Xing Wei College, China's Experiment In Liberal Arts Western Education, Opens In Fall

China Dabbles In Liberal Arts Education, Western Style

In a bold bid to experiment with western education methods, a Chinese college modeled after American liberal arts institutions receives its first class of students this fall, The New York Times reports.

Xing Wei college, a privately run institution in Shanghai, is the first of its kind in China.

The college represents a divergence from traditional Chinese education, which is widely criticized for emphasizing rote memorization and stifling creating thinking.

Weiming Chen, a Harvard-educated investor and founder of the college, said he wanted to cultivate a crop of students who could think in new ways.

"We want students who have the courage to pursue their desires, to know what they really want; that's different from the traditional definition of top students," he told the South China Morning Post.

In 2005, Chen bought the campus of a cash-strapped college located 20 minutes from Pudong International Airport.
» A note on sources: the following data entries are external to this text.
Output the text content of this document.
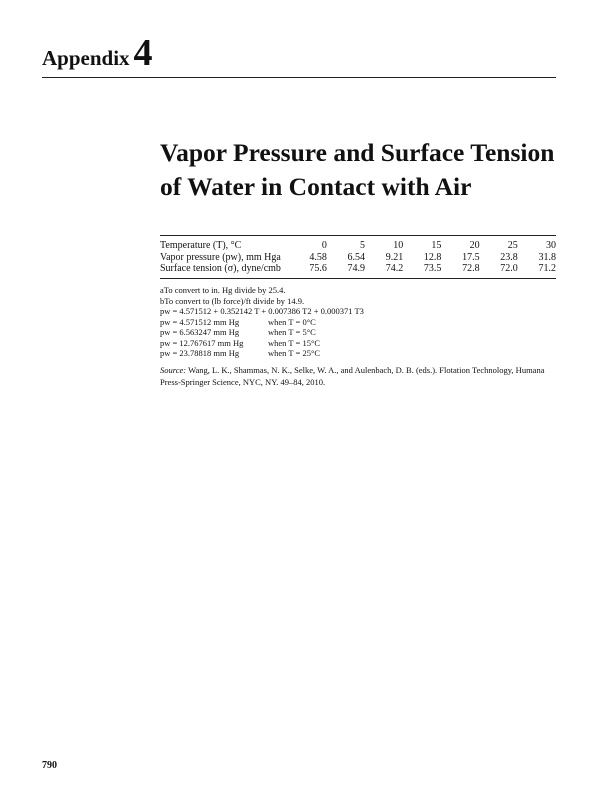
Appendix 4
Vapor Pressure and Surface Tension
of Water in Contact with Air
Temperature (T), °C	0	5	10	15	20	25	30
Vapor pressure (pw), mm Hga	4.58	6.54	9.21	12.8	17.5	23.8	31.8
Surface tension (σ), dyne/cmb	75.6	74.9	74.2	73.5	72.8	72.0	71.2
aTo convert to in. Hg divide by 25.4.
bTo convert to (lb force)/ft divide by 14.9.
pw = 4.571512 + 0.352142 T + 0.007386 T2 + 0.000371 T3
pw = 4.571512 mm Hg	when T = 0°C
pw = 6.563247 mm Hg	when T = 5°C
pw = 12.767617 mm Hg	when T = 15°C
pw = 23.78818 mm Hg	when T = 25°C
Source: Wang, L. K., Shammas, N. K., Selke, W. A., and Aulenbach, D. B. (eds.). Flotation Technology, Humana Press-Springer Science, NYC, NY. 49–84, 2010.
790
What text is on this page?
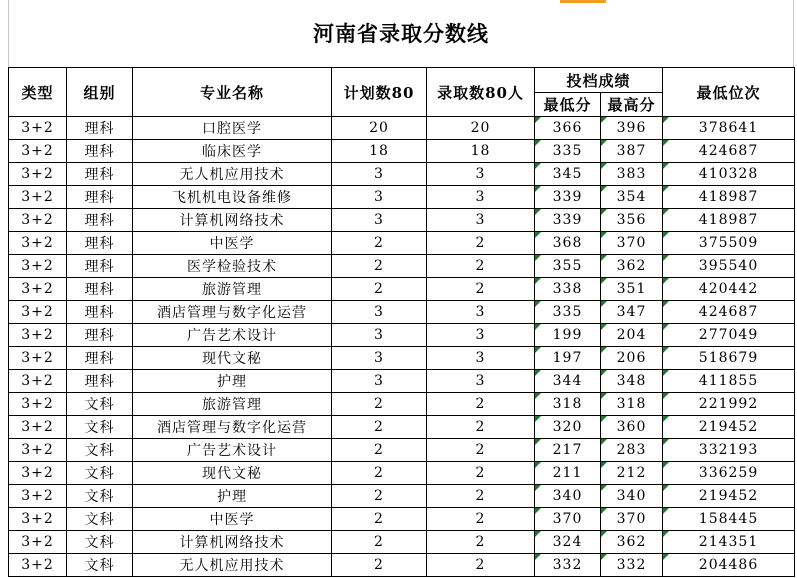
河南省录取分数线
类型	组别	专业名称	计划数80	录取数80人	投档成绩		最低位次
					最低分	最高分	
3+2	理科	口腔医学	20	20	366	396	378641
3+2	理科	临床医学	18	18	335	387	424687
3+2	理科	无人机应用技术	3	3	345	383	410328
3+2	理科	飞机机电设备维修	3	3	339	354	418987
3+2	理科	计算机网络技术	3	3	339	356	418987
3+2	理科	中医学	2	2	368	370	375509
3+2	理科	医学检验技术	2	2	355	362	395540
3+2	理科	旅游管理	2	2	338	351	420442
3+2	理科	酒店管理与数字化运营	3	3	335	347	424687
3+2	理科	广告艺术设计	3	3	199	204	277049
3+2	理科	现代文秘	3	3	197	206	518679
3+2	理科	护理	3	3	344	348	411855
3+2	文科	旅游管理	2	2	318	318	221992
3+2	文科	酒店管理与数字化运营	2	2	320	360	219452
3+2	文科	广告艺术设计	2	2	217	283	332193
3+2	文科	现代文秘	2	2	211	212	336259
3+2	文科	护理	2	2	340	340	219452
3+2	文科	中医学	2	2	370	370	158445
3+2	文科	计算机网络技术	2	2	324	362	214351
3+2	文科	无人机应用技术	2	2	332	332	204486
He and others spent 500 million RMB renovating the site into a campus, turning to American colleges like Yale and Amherst for inspiration.
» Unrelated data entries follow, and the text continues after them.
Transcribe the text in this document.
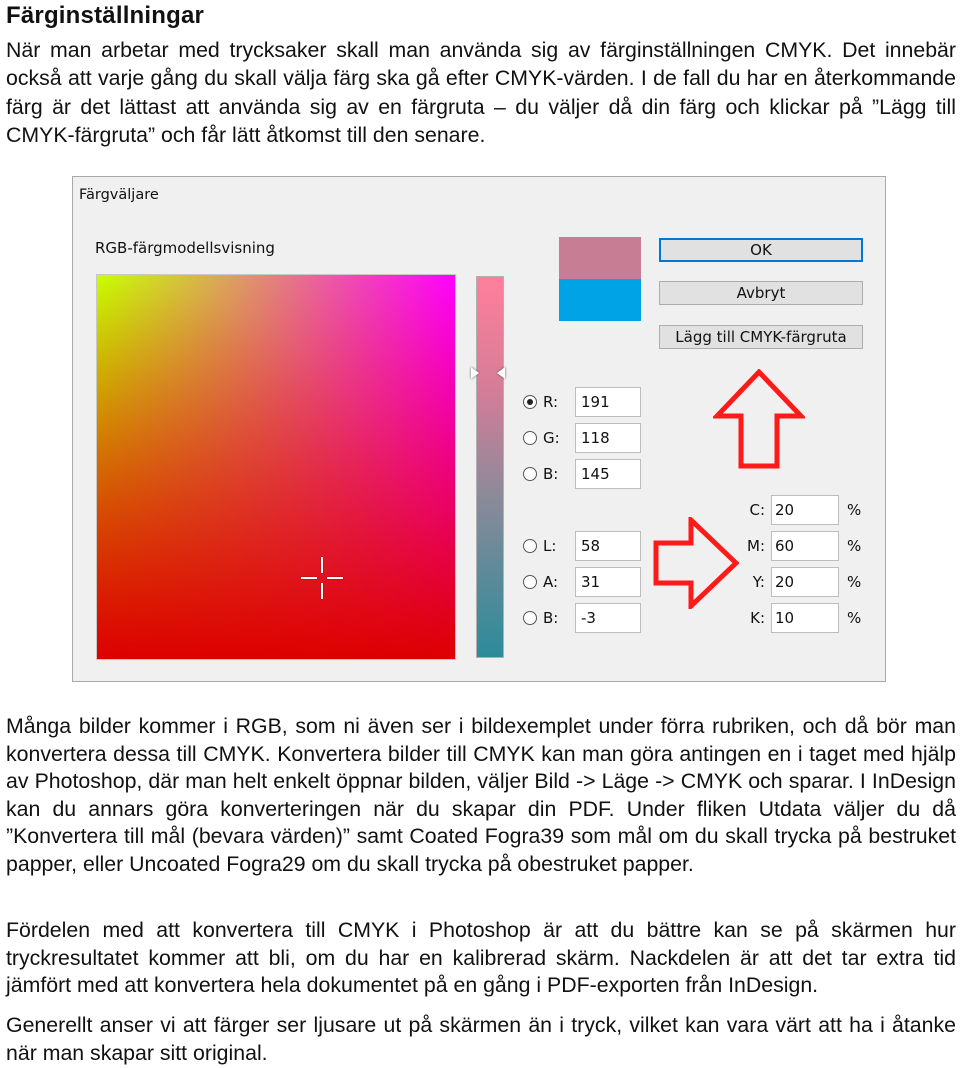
Färginställningar
När man arbetar med trycksaker skall man använda sig av färginställningen CMYK. Det innebär också att varje gång du skall välja färg ska gå efter CMYK-värden. I de fall du har en återkommande färg är det lättast att använda sig av en färgruta – du väljer då din färg och klickar på ”Lägg till CMYK-färgruta” och får lätt åtkomst till den senare.
Färgväljare
RGB-färgmodellsvisning	OK
Avbryt
Lägg till CMYK-färgruta
R:
191
G:
118
B:
145
L:
58
A:
31
B:
-3
C:
20	%
M:
60	%
Y:
20	%
K:
10	%

Många bilder kommer i RGB, som ni även ser i bildexemplet under förra rubriken, och då bör man konvertera dessa till CMYK. Konvertera bilder till CMYK kan man göra antingen en i taget med hjälp av Photoshop, där man helt enkelt öppnar bilden, väljer Bild -> Läge -> CMYK och sparar. I InDesign kan du annars göra konverteringen när du skapar din PDF. Under fliken Utdata väljer du då ”Konvertera till mål (bevara värden)” samt Coated Fogra39 som mål om du skall trycka på bestruket papper, eller Uncoated Fogra29 om du skall trycka på obestruket papper.

Fördelen med att konvertera till CMYK i Photoshop är att du bättre kan se på skärmen hur tryckresultatet kommer att bli, om du har en kalibrerad skärm. Nackdelen är att det tar extra tid jämfört med att konvertera hela dokumentet på en gång i PDF-exporten från InDesign.

Generellt anser vi att färger ser ljusare ut på skärmen än i tryck, vilket kan vara värt att ha i åtanke när man skapar sitt original.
The college expects to compose its student body of 30 percent foreign students and 70 percent local students, and will employ professors from American institutions. It also offers a traditional liberal arts curriculum, with courses such as "History of Art in the West" and "Prose Fiction and Narrative Analysis."
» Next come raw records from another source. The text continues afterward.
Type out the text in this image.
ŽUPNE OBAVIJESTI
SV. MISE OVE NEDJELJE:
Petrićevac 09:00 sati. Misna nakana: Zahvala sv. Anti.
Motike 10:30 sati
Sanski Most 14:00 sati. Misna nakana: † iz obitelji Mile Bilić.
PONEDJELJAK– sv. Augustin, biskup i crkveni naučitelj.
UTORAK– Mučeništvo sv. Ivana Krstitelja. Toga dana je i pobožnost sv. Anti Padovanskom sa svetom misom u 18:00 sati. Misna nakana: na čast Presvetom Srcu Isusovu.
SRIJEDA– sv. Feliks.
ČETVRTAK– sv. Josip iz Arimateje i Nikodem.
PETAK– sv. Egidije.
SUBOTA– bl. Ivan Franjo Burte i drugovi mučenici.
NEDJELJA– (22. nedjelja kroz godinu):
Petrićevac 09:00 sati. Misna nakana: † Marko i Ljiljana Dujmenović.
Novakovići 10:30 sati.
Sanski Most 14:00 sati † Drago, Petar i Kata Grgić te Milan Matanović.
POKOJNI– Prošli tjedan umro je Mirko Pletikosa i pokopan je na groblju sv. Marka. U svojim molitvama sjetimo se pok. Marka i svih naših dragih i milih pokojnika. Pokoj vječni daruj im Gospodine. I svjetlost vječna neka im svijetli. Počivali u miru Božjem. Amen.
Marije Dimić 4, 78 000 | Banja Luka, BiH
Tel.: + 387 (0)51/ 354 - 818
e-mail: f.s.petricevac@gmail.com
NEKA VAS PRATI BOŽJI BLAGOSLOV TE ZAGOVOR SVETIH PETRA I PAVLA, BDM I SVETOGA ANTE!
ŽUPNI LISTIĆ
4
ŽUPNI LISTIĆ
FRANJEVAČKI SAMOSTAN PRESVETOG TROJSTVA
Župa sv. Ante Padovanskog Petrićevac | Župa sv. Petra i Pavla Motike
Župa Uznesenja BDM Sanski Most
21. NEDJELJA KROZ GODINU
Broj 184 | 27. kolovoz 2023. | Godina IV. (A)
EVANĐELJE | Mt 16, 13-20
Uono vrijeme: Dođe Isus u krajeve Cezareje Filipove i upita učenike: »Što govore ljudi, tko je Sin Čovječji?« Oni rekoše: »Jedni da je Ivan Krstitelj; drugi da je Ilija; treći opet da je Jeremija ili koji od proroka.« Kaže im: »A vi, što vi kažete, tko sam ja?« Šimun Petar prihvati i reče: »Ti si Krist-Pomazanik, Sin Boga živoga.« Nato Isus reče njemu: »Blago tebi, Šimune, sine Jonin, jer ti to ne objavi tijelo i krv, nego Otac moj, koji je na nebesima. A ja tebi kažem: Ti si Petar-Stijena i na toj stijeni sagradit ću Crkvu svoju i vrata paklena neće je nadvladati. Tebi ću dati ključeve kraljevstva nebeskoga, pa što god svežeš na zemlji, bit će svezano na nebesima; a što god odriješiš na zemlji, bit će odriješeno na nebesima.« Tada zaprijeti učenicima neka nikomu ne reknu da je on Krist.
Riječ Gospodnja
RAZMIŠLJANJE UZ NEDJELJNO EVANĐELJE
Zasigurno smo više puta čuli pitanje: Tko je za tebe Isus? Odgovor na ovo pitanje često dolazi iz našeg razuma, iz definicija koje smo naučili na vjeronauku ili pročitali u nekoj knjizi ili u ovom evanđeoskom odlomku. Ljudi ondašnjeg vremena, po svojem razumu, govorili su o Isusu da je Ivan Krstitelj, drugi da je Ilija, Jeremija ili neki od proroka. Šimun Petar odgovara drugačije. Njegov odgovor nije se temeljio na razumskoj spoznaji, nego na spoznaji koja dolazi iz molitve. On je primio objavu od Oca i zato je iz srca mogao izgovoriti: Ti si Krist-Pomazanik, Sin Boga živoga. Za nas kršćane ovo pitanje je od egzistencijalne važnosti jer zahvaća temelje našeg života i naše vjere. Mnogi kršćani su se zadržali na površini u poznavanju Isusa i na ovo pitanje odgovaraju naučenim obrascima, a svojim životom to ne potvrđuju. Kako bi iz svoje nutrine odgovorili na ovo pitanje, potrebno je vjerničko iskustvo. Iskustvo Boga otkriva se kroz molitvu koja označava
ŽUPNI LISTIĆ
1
The opening of Xing Wei college comes on the heels of several attempts to reform a widely-criticized national educational system.

Last year, the South University of Science and Technology of China in Shenzhen decided to pilot a college admissions process in which students may apply to the university without having taken the gaokao, the Chinese college entrance exam critics believe rewards rote learning over out-of-the-box thinking.

"I hope SUSTC will be a new model for China's education revolution that could also promote China's scientific system revolution," university President Zhu Qingshi said.

In a triumph for education reformers, the Chinese Ministry of Education granted SUSTC with legitimate status within Chinese higher education. In return, SUSTC agreed to consider gaokao scores as a significant, but not deciding, factor in university admissions.

In 2010, the Chinese government passed a 10-year reform plan that loosens state control of education and allows for more experimenting with western educational styles. The program's aims include modernizing education and "always putting moral education in the first place."

"It is imperative to further emancipate our mind, update our concepts, deepen educational reform, open education still wider" reads an outline of the plan.